To ensure the trunk and crown are healthy, check for the following:

  • Good height to caliper ratio – taller plants should generally have thicker trunks
  • Good trunk taper – if no taper is visible, the plant was probably planted too deeply

buried trunk

This plant was buried too deeply, as evidenced by the lack of trunk taper above the soil line.

  • Even branch distribution
  • Normal growth pattern for the species
  • No serious pest or disease damage
  • Trees and shrubs should not be topped (hydra growth of numerous shoots from just below a cut is indicative of topping)

topped tree

A topped plant.
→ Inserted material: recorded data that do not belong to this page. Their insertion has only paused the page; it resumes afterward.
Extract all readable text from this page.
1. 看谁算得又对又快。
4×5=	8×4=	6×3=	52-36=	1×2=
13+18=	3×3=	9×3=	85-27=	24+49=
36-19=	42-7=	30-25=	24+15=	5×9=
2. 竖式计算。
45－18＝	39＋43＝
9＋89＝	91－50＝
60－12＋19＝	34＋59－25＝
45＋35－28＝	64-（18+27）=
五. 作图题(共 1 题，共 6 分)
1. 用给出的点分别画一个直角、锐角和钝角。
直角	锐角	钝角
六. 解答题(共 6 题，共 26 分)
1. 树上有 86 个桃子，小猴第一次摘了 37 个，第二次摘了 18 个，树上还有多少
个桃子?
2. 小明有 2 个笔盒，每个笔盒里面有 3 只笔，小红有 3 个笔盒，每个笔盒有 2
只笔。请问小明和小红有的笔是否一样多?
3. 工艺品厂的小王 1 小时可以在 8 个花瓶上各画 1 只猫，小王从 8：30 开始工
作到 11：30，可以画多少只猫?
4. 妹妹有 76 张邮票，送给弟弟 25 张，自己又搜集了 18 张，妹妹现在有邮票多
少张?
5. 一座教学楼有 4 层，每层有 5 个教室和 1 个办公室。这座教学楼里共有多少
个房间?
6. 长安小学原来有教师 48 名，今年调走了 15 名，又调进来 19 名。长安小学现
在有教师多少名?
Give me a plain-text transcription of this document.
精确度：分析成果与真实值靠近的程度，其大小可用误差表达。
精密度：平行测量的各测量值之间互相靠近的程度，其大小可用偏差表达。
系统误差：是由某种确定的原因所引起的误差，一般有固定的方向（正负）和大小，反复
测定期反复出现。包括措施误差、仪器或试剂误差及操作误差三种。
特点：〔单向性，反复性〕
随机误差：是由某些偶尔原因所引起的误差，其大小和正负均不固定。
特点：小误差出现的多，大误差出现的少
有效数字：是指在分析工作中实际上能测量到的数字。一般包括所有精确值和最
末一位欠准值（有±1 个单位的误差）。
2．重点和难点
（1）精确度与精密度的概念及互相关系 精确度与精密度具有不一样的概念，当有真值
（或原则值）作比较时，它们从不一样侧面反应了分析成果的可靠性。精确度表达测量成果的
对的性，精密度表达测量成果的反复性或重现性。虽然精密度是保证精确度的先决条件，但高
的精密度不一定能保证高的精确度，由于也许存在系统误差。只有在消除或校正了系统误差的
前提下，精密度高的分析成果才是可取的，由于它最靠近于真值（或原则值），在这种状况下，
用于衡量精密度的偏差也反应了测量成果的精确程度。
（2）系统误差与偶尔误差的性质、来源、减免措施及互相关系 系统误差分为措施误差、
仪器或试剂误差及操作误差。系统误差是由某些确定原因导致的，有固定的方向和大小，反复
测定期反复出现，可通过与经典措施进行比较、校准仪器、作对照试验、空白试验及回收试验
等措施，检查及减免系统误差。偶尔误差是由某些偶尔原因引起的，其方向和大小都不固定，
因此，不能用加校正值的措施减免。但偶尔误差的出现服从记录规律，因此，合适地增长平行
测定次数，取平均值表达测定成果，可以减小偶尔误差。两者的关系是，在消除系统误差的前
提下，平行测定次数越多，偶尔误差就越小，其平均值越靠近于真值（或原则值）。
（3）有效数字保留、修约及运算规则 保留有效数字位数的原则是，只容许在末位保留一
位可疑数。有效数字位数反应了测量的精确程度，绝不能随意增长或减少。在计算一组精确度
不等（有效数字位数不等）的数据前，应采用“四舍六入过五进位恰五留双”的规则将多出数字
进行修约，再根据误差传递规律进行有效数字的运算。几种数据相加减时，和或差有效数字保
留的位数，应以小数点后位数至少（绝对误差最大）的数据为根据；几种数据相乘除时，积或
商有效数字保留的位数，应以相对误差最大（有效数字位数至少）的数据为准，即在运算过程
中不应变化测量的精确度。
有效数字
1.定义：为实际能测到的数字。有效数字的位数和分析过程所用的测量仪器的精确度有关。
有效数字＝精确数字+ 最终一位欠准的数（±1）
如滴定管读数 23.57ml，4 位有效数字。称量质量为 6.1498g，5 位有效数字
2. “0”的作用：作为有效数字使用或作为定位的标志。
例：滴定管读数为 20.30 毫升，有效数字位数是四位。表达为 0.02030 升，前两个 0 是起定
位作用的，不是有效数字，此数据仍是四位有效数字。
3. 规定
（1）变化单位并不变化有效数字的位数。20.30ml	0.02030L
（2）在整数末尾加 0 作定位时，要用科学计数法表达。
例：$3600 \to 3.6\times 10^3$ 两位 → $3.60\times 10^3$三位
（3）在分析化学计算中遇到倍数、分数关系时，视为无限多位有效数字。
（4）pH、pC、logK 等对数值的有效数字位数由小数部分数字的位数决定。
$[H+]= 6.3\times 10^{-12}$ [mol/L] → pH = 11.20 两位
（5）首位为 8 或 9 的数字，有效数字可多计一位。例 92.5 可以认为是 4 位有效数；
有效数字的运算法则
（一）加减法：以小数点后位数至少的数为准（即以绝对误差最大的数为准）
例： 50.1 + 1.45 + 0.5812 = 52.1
Topping leads to the growth of many small, unstable branches a short distance below the pruning cut, as seen here.

  • No other improper pruning cuts, such as flush cuts
  • No bark injuries – in B&B plants (balled in burlap), peel back the burlap to ensure it hasn’t been left on so long that the trunk is rotting underneath

rotting trunk

This tree's trunk is starting to rot because it was buried under the burlap too long.

  • Good vigor
  • No watersprouts or suckers

suckers

The small shoots growing from the soil are suckers and are indicative of stress; numerous skinny branches (generally growing straight up) above the soil or graft line are known as watersprouts

  • Stability—able to stand on its own with temporary or no staking
  • Soil not overly dry or wet—no signs of desiccation or anoxia
  • If the plant is grafted, make sure the graft is not failing

failed graft

A failing graft; the two pieces of plant did not grow together well, leading to an unstable stem that will likely break at some point in the future.